The next day didn’t begin as I expected. I woke up and lo behold it was raining outside. Luckily the rain stopped in a few hours. After having breakfast and checking out of the rooms, we went to see a local monastery at Sumur. Like all the other Monasteries, this one too had some of the most intricate and beautiful paintings on the wall.
We then began our long ride back to Leh. This time round we stopped at Khardung La for some time. Standing at 18,000 ft above sea level and peering into the valley below was an unique experience for me. After shopping for souvenirs, we left Khardung La to reach Leh by lunch. Since we had the rest of the day off we decided to spend the time walking around Leh.
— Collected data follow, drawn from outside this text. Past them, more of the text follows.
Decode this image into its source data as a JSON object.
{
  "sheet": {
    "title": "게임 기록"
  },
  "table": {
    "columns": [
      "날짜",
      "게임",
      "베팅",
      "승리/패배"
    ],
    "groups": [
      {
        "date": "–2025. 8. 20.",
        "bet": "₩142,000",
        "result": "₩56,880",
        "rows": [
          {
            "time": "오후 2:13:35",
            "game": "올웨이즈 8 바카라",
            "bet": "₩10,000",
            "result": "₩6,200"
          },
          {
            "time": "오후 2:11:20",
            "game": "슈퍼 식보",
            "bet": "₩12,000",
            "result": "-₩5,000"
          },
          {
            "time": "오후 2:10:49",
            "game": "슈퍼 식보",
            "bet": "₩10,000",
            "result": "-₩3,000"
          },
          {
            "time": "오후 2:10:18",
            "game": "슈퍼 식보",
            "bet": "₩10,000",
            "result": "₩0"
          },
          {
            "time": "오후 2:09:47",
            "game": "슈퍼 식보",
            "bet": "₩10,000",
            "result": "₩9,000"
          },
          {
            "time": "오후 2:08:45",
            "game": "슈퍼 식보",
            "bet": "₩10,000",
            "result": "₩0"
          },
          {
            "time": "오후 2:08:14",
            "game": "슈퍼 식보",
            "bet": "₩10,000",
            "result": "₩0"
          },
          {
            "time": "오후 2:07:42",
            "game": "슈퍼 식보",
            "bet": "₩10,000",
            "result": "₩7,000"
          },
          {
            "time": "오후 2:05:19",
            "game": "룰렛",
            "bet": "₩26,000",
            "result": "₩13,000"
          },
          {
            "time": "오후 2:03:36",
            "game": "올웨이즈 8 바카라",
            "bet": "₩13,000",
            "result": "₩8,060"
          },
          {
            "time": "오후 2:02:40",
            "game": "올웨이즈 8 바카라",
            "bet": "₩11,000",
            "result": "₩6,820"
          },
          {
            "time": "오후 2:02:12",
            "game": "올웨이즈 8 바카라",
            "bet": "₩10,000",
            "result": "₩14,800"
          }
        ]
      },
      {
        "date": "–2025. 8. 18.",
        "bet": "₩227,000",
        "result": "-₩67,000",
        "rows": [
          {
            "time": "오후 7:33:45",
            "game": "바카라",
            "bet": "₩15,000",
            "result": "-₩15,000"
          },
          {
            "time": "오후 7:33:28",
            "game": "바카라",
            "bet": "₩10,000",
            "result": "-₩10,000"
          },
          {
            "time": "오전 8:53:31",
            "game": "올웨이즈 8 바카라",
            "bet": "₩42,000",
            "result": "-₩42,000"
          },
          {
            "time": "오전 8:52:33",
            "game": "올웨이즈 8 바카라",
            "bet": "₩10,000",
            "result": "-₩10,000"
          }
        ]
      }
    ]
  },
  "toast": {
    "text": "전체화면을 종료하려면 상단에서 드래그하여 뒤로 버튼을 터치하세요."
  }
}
We had some pizzas and some mushroom and chicken starters at a roof top restaurant. The food was quite good, though the service was slow. Then again I guess the restaurant is more used to the laid back tourist than one in a hurry.
After lunch we set out to try and find our way to Leh Palace. After following signs and moving through some narrow winding streets we soon reached the stairs that led up to the palace.
There we ran into some local Ladakhi children who were very keen to have their pictures clicked. In fact one of them was so keen that he did an impromptu slide down the hill, much to our surprise.
We spent the rest of the day exploring the palace, climbing higher and higher to get a fabulous view of the city below. Climbing down was a tad problematic thanks to Gargi’s fear of heights. I’ll always remember the concerned look that a monk had on his face when he saw her gingerly climbing down the stairs, one step at a time.
Later on we enjoyed the sunset from another roof top cafe, while we also tersely discussed the remaining leg of our journey. Due to the deteriorating situation in the valley, we were considering cutting short our trip, however our travel agent convinced us to push on – which as it turns out was a good thing.